Pictured here (l. to r., from front) are reunion attendees Brian Harris, Annette Jutras. Sue Couillard, Betty Magno, Jeannette Label, Robert Vallerand, Mike Gentile, Marcia Roak, Anita Demers, Barbara Berry, Irene David, Lucille Lapage, Helen Chenard, Louise Morin, Donna Russell, Bayna Boothby, Sandra Carter, Elizabeth Buker, Barbara Fowles, Marion Brown, Sylvia Eaton, Judy Cormier, Martha Cotter, Nancy Davis, Jean Sudds, Ellen Goldberg, David Burgess, Robert Williams, David Rubin, David Blood, Peter Durgin, Robert Turner, Andy Couillard, Walter White, Phil Libby, Joseph Cohen, John Savage, Bill Holt, Lee Bingham. Carlton Sedgeley, Donald Shoppe, Bill Gould, and John Gould. (Photo by Nicole  Rand, Creativeoneshotography.com)

Members of the Edward Little High School Class of 1959 celebrated their 60th Reunion recently at the Fore Seasons Restaurant at Turner Highlands Golf Club in Turner. Forty-four classmates and 16 guest attended the reunion dinner, where the guest speaker was Rachel Desgrosseilliers, executive director of Museum LA. Other reunion highlights included a guided tour of Museum L-A, an evening social gathering, and a cake with an edible photo of the Edward Little statue. The class plans to have its next reunion in 2021.

LA Arts Gallery to host live art and dance performance for next Art Walk LA

LA Arts artist-in-residence Jonathan Allen will perform with dancer-choreographer Joanna Kotze. (Photo by Ted Roeder)

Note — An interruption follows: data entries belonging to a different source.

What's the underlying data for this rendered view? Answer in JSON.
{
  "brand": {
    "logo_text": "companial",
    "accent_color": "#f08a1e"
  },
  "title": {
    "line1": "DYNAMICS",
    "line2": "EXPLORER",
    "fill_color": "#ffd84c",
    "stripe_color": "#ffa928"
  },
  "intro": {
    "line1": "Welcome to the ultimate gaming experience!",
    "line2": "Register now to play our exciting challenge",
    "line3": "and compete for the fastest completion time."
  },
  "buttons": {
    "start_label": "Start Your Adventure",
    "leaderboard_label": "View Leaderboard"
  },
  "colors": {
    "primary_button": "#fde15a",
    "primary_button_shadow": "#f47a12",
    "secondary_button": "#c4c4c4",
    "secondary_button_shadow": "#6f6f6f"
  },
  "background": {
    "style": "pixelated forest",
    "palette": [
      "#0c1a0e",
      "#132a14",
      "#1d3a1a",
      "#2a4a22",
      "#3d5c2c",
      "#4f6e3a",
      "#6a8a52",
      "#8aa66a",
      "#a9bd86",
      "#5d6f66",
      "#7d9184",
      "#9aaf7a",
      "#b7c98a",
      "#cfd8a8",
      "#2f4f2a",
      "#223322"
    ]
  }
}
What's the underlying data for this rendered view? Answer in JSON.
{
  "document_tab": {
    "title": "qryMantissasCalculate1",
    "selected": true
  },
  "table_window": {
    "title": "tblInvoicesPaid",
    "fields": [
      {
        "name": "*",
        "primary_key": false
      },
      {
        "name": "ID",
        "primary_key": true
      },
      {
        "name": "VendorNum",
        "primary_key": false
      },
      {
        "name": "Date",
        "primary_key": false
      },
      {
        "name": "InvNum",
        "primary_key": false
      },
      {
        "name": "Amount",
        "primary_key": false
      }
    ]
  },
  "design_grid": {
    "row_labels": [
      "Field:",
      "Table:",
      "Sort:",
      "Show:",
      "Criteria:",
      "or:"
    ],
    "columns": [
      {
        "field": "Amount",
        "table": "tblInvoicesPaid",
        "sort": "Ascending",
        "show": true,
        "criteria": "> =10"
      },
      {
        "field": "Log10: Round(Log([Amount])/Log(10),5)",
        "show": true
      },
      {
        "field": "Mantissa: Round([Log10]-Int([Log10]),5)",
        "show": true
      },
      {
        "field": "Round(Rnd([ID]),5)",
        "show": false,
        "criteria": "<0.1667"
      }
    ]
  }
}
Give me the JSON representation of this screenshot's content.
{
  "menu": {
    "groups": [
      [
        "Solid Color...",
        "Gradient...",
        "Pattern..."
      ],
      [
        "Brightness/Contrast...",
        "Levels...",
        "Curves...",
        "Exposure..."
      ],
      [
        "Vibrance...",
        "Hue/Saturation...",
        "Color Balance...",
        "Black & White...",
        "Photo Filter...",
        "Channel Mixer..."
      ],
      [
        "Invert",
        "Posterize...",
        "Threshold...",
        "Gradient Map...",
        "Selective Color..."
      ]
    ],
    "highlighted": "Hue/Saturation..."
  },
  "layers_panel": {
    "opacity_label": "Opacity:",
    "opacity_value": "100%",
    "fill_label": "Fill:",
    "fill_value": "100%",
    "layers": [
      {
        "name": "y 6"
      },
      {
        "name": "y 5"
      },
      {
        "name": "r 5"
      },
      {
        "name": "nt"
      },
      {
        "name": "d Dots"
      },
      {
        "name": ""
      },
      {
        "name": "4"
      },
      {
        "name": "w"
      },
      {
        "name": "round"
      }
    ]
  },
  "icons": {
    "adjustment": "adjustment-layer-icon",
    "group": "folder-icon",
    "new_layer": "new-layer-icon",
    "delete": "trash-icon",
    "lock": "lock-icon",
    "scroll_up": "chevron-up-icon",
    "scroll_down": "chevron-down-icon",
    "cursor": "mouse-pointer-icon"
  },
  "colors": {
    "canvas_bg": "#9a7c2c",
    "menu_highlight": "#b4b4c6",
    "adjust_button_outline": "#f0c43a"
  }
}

LA Arts, in collaboration with the Bates Dance Festival, will present “Do You Know What’s Worrying Me?”, a live visual art and dance performance by New York-based artist Jonathan Allen and dancer-choreographer Joanna Kotze, with music by Ryan Seaton, as part of Art Walk LA on Friday, July 26, at 6 p.m. Free and open to all, the performance will take place in the LA Arts Gallery at 221 Lisbon Street in Lewiston.